20. Odio e libertà: l’odio impone all’odiato di assumere un’identità imposta.
C’è qualcosa di intollerabile negli affetti d’odio: l’insopportabile sensazione di essere
tenuto troppo esposto, troppo indifeso di fronte all’altro, ma anche troppo presente e
troppo “fermo” nella mente dell’altro. Ti senti privato della “libertà di andare e venire”
di fronte all’altro che ti odia, trascinato nel pericolo e nell’illibertà. E, da lì, l’odio
risveglia le tue risposte d’odio.
Tale perdita di libertà è sentita dall’odiato come un obbligo a prostituirsi, proprio nel
senso previsto dalla etimologia della parola: pro-stare, “stare al posto di” (R.Laing,
1959, p. 131), consistente nell’assunzione dell’identità che l’altro, con il suo odio,
tenta di importi.
E non si può uscire da questa identità imposta, almeno finché non ci si entra. Ogni
impasse, a torto, viene intesa come una situazione dalla quale è difficile uscire; in
realtà si tratta di nodi, di intrecci relazionali, nei quali non si riesce ad entrare. Per
entrarci è necessario, innanzitutto, rinunciare alle ipotesi più comode: l’assoluta
cattiveria dall’odiante e la fede incontaminata nelle proprie, presunte, buone ragioni.
21. Il potere dell’odio
Ma tanto l’odio è potente! E chi è accecato non è tanto l’odiante, ma l’odiato.

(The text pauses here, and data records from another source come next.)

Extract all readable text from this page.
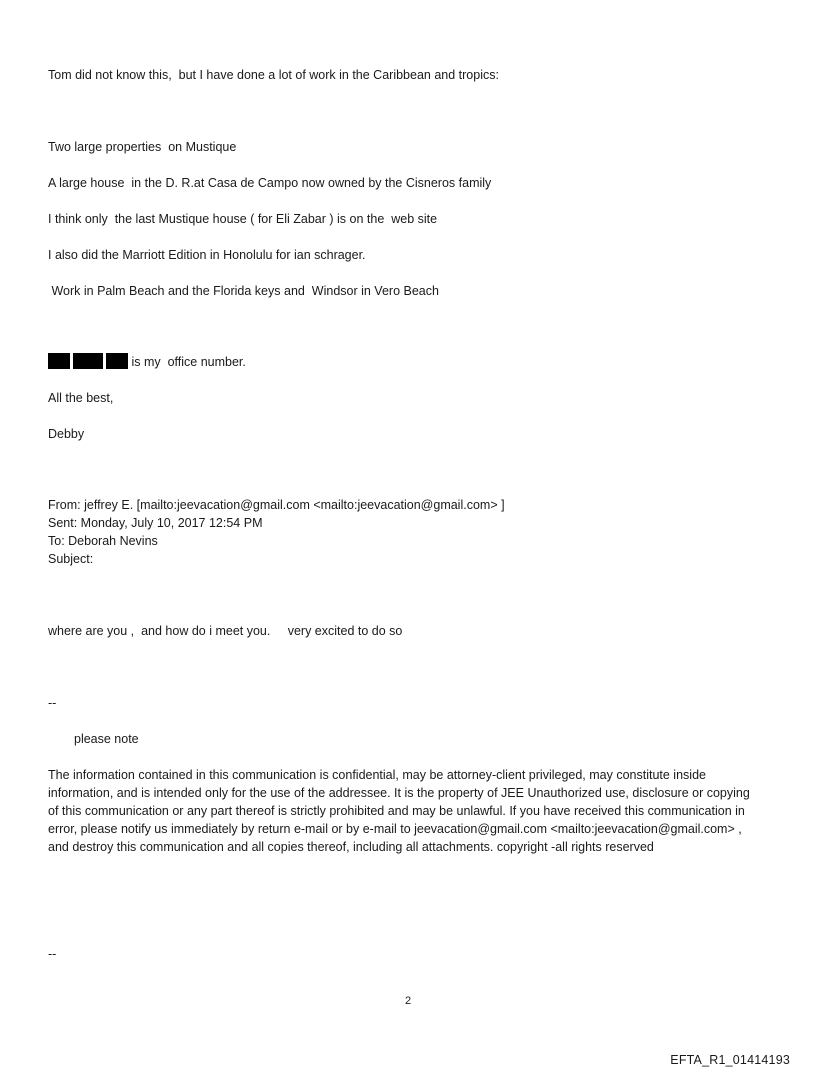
Tom did not know this,  but I have done a lot of work in the Caribbean and tropics:
Two large properties  on Mustique
A large house  in the D. R.at Casa de Campo now owned by the Cisneros family
I think only  the last Mustique house ( for Eli Zabar ) is on the  web site
I also did the Marriott Edition in Honolulu for ian schrager.
Work in Palm Beach and the Florida keys and  Windsor in Vero Beach
is my  office number.
All the best,
Debby
From: jeffrey E. [mailto:jeevacation@gmail.com <mailto:jeevacation@gmail.com> ]
Sent: Monday, July 10, 2017 12:54 PM
To: Deborah Nevins
Subject:
where are you ,  and how do i meet you.     very excited to do so
--
please note
The information contained in this communication is confidential, may be attorney-client privileged, may constitute inside information, and is intended only for the use of the addressee. It is the property of JEE Unauthorized use, disclosure or copying of this communication or any part thereof is strictly prohibited and may be unlawful. If you have received this communication in error, please notify us immediately by return e-mail or by e-mail to jeevacation@gmail.com <mailto:jeevacation@gmail.com> , and destroy this communication and all copies thereof, including all attachments. copyright -all rights reserved
--
2
EFTA_R1_01414193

Sulla
potenza dell’odio, leggendo W.Szymborska (1993, pag. 507), si potrà vedere come
l’odio sia anche capace di indossare, distorcendola, la maschera dell’amore: “Una
smorfia di estasi amorosa gli deforma il viso” e, ancora come, madida di sudore
freddo, si senta la vittima dell’odio, esposta al suo tiro, come sotto la mira, gelida ed
infallibile, di un “cecchino”.
L’odio
Guardate com’è sempre efficiente,
come si mantiene in forma
nel nostro secolo l’odio.
Con quanta facilità supera gli ostacoli.
Come gli è facile avventarsi, agguantare.